Speaker: Yue Lu (John A. Paulson School of Engineering and Applied Sciences, Harvard University)
Abstract: Many new random matrix ensembles arise in learning and modern signal processing. As shown in recent studies, the spectral properties of these matrices help answer crucial questions regarding the training and generalization performance of neural networks, and the fundamental limits of high-dimensional signal recovery. As a result, there has been growing interest in precisely understanding the spectra and other asymptotic properties of these matrices. Unlike their classical counterparts, these new random matrices are often highly structured and are the result of nonlinear transformations. This combination of structure and nonlinearity leads to substantial technical challenges when applying existing tools from random matrix theory to these new random matrix ensembles.

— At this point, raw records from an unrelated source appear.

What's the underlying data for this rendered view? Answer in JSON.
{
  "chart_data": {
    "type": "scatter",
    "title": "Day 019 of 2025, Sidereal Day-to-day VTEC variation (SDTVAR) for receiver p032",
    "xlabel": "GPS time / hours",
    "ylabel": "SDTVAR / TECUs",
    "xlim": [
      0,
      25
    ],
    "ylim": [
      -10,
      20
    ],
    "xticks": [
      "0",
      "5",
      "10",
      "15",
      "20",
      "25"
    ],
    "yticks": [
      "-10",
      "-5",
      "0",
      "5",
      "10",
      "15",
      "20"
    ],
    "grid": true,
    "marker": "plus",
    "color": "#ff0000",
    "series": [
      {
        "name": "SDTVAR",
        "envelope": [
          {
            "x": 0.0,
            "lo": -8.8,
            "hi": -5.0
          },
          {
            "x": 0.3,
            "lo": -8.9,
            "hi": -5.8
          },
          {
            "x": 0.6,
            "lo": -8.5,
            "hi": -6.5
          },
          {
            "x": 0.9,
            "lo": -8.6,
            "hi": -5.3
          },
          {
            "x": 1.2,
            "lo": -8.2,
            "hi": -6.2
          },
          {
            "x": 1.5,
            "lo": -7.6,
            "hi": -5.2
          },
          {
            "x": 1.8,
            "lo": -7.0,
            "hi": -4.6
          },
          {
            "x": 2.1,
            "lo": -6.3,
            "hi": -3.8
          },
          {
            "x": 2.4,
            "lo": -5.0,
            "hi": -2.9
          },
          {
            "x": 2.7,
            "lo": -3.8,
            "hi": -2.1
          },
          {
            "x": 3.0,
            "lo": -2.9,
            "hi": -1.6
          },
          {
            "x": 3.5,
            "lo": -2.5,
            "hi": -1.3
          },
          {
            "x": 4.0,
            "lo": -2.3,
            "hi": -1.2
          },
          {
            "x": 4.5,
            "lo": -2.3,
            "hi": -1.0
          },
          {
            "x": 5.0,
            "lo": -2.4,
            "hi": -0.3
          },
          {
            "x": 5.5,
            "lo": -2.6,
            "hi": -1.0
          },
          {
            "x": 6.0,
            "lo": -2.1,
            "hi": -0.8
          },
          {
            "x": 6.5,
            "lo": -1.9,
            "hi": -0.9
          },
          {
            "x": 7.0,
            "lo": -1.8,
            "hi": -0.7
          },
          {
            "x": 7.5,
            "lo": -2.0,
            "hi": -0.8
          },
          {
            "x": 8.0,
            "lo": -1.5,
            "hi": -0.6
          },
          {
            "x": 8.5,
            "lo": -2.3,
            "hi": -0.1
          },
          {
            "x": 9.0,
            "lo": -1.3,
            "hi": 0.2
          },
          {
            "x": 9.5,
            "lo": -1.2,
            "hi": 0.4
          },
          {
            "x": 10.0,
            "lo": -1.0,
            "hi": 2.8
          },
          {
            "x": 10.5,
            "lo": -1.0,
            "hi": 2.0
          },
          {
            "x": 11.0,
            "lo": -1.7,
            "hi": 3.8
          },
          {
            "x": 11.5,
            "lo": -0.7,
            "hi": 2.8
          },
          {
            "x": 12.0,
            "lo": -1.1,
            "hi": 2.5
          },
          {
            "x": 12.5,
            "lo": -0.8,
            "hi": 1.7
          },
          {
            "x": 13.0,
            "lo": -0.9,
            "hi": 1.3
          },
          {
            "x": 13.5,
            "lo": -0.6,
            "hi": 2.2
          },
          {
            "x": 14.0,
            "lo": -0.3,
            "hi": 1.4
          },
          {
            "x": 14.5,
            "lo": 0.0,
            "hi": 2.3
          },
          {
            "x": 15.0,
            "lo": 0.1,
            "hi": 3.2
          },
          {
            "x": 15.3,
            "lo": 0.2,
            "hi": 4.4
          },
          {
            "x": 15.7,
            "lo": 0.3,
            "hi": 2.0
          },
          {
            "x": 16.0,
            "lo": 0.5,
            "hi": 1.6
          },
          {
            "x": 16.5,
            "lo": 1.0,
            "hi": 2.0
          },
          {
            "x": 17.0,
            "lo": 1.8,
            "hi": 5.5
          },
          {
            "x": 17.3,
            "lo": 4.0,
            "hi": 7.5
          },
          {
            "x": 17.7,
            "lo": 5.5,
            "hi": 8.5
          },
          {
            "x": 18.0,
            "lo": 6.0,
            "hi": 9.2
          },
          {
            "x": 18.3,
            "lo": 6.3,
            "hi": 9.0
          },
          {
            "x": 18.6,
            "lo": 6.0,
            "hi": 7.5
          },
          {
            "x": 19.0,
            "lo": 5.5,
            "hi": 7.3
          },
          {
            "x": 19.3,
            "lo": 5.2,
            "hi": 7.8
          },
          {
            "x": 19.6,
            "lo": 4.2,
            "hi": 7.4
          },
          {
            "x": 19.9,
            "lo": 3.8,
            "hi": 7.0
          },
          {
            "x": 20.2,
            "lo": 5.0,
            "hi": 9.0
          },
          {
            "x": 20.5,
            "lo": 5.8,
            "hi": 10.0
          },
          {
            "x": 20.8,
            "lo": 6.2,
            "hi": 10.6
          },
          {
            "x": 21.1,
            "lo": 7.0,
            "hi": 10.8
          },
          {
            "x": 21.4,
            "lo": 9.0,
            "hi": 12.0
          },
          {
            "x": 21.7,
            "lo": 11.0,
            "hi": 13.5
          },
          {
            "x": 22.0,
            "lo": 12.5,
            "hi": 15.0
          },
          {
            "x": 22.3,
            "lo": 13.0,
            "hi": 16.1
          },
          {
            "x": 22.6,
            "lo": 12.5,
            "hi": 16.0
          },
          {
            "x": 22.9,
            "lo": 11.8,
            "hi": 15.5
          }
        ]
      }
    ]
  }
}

In this talk, we will consider learning by random feature models and the related problem of kernel ridge regression. In each case, a nonlinear random matrix plays a prominent role. We provide an exact characterization of the asymptotic training and generalization errors of these models. These results reveal the important roles played by the regularization, the loss function and the activation function in the mitigation of the "double descent phenomenon" in learning. The asymptotic analysis is made possible by a general universality theorem, which establishes the asymptotic equivalence between the nonlinear random matrices and a surrogate linear random matrix ensemble that is much easier to work with.